Lean is about reducing waste. Not just physical waste, but the waste of your employees and your patients / clients time and resources. The general principle is that by harnessing the knowledge of your employees about what they do, and by actually looking at and standardizing how your employees work you can create internal systems that not only save time and money but that are safer for patients and employees. Coupled with this is the idea of a culture of continuous improvement and error proofing of the workplace.

A lot of these ideas will be familiar to anyone who has attended a management seminar in recent years. What seems to make lean and Lean Hospitals different is how it is all held together and that is has real processes and tools for implementation and analysis.

As a book, Lean hospitals takes the form of a workbook, with each chapter giving not only a formal conclusion and lesson points but also a list of questions for group discussion. Although, Mark primarily works in the human healthcare world now, Lean Hospitals is written almost from a lay persons perspective and so the use of human medical terminology or assumption of knowledge of those processes is kept to the bare minimum.

On the downside, Lean as a process, is replete with jargon which mostly takes the form of Japanese words or phrases originally inherited from the Toyota Production method. Although there seems to be no real reason to have to use these terms, other than that some of the ideas need a name of some type, they can be a little off putting and require a certain amount of referring to the glossary (which is excellent!)

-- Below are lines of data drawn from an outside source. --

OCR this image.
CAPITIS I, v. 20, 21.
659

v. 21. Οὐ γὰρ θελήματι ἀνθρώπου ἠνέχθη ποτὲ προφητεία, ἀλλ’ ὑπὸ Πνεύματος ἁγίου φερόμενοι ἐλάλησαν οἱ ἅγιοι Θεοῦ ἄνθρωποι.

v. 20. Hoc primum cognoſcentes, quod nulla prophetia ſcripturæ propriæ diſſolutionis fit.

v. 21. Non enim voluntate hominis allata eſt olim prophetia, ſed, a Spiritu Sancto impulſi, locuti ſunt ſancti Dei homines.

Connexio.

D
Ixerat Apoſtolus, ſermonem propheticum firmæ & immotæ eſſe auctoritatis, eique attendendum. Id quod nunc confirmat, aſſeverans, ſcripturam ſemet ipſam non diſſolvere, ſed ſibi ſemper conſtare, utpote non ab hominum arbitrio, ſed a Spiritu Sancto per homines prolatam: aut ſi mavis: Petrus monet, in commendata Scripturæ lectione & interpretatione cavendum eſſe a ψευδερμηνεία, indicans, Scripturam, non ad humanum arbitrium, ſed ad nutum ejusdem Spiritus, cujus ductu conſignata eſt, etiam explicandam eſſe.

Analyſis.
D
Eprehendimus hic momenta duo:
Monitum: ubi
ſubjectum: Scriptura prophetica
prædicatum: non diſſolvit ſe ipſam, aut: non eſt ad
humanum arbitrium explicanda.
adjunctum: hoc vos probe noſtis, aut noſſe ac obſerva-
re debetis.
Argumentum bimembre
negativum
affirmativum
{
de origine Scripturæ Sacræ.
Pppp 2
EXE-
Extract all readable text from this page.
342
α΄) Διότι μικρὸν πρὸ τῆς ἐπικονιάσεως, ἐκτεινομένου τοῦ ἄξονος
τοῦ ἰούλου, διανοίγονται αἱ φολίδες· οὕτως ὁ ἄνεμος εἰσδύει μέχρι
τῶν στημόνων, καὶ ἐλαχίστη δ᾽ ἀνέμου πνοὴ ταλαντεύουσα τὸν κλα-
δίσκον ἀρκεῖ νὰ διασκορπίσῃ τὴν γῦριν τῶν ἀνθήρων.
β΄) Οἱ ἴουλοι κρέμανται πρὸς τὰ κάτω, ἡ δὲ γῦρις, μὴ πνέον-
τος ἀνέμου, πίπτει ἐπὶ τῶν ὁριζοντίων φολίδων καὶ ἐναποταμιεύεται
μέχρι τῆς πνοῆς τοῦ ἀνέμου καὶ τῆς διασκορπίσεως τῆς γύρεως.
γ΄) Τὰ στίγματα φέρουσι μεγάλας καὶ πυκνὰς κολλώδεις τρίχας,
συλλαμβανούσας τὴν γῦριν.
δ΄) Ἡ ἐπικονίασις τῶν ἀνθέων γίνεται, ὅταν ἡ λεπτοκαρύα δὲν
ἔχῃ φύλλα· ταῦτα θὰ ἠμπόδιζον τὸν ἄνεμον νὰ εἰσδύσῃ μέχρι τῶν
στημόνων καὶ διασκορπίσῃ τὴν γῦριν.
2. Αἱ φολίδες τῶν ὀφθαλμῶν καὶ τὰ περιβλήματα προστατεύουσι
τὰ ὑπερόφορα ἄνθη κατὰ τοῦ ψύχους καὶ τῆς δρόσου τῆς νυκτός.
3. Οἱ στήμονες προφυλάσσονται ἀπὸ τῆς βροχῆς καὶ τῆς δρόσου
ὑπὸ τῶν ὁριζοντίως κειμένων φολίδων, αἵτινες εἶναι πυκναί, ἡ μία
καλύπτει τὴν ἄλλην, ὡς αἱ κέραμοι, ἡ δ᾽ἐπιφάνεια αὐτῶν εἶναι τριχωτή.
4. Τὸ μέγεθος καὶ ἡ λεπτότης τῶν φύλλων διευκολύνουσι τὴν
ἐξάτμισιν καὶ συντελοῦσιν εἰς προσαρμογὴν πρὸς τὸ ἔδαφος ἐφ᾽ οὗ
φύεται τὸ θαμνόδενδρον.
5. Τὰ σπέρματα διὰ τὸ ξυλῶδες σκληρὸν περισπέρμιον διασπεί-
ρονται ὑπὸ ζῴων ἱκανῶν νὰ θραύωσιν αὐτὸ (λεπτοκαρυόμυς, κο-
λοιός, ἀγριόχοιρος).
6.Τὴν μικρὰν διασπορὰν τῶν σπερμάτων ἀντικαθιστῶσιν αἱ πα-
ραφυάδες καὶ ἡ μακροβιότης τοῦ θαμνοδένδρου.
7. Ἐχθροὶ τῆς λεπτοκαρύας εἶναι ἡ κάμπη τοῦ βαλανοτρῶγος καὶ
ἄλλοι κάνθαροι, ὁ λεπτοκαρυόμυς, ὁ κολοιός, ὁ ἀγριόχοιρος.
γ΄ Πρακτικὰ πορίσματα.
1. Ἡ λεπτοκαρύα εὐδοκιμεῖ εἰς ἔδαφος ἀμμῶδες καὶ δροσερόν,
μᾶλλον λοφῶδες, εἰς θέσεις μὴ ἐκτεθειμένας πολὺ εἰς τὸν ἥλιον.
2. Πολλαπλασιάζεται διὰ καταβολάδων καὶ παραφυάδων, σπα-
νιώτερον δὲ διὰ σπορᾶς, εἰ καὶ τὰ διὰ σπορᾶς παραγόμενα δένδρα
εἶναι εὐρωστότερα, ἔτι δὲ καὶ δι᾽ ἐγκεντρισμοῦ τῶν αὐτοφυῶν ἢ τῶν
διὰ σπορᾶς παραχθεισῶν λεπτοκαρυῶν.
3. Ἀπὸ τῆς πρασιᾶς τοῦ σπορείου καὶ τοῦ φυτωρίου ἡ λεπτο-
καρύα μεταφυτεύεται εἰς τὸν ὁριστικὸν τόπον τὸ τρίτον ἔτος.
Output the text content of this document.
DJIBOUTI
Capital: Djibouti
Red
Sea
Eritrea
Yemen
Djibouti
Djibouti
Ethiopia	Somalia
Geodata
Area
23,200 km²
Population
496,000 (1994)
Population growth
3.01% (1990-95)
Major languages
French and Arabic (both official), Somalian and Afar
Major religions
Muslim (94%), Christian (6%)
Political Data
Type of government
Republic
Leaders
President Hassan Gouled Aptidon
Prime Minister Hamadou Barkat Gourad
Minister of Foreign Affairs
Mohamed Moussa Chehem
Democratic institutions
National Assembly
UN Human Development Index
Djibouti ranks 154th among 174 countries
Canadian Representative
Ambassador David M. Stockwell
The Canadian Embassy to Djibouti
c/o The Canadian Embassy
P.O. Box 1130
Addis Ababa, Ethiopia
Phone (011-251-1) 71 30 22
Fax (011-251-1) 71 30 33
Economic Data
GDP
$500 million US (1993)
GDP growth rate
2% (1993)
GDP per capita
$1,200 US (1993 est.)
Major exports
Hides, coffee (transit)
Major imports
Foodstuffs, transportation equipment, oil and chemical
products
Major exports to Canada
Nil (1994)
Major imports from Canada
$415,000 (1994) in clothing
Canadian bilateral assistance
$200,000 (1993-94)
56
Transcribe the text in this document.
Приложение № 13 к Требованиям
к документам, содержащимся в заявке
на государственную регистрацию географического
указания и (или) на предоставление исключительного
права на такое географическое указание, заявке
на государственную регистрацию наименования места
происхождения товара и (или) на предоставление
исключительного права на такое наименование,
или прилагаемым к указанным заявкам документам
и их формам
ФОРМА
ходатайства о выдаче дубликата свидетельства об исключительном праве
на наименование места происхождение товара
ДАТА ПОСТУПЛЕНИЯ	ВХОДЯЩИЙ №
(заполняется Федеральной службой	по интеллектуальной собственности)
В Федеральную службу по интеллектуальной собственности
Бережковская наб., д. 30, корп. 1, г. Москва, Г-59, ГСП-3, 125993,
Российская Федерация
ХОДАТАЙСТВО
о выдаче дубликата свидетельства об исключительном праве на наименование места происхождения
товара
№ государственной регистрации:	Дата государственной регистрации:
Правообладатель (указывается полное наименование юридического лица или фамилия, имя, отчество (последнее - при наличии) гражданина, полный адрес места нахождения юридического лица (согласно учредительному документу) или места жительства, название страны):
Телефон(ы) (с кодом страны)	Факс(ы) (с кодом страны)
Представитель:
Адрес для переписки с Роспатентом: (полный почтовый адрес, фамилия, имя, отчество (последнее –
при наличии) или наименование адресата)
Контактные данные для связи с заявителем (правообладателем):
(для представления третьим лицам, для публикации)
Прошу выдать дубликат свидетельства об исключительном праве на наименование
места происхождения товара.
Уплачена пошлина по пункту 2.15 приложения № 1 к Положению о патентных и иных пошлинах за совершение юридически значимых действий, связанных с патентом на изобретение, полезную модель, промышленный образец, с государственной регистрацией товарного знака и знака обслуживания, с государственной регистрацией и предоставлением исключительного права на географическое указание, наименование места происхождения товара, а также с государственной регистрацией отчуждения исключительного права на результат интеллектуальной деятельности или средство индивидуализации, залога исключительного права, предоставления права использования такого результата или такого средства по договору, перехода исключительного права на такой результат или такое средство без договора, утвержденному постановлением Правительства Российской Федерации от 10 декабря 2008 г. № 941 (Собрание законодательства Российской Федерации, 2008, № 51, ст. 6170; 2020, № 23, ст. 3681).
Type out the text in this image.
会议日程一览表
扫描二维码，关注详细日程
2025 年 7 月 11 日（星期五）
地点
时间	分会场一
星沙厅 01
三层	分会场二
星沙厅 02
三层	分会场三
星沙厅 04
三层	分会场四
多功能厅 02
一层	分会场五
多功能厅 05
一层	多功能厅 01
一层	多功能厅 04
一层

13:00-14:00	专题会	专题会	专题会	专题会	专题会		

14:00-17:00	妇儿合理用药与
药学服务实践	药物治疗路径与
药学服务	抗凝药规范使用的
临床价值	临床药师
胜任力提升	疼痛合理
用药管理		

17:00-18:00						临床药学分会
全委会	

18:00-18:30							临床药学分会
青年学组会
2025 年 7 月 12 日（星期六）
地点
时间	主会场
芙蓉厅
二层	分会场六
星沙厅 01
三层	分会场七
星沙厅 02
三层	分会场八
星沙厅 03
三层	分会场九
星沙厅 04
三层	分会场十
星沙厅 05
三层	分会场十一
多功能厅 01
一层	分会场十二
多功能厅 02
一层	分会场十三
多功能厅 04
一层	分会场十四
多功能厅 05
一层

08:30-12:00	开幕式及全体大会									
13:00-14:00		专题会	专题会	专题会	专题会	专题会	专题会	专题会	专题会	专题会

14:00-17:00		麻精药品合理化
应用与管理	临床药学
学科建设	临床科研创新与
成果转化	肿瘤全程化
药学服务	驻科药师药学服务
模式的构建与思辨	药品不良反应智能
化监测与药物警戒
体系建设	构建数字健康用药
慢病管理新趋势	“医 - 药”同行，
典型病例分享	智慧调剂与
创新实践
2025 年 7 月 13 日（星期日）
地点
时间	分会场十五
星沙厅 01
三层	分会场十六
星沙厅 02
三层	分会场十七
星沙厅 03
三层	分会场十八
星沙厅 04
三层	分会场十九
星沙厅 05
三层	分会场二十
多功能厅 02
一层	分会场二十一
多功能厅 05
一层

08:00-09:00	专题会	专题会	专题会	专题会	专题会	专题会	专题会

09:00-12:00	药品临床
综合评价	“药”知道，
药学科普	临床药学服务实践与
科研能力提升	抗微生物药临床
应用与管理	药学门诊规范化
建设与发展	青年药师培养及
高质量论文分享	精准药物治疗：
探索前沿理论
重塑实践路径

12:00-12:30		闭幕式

Lean Hospitals is also a little expensive for a business book, although cheap by text book standards, but makes up for this by being an excellent read throughout.

The most insightful passage in the book relates that healthcare is full of brilliant dedicated people that daily have to battle with broken systems and goes on to quote Fujio Cho, the Chairman of Toyota Motors: “We get brilliant results from average people managing brilliant systems. Our competitors get average results from brilliant people working around broken systems.”

For those looking for an introduction to the world of Lean, or even just a set of interesting ideas from progressive human healthcare to cherry pick, Lean Hospitals is an excellent starting point.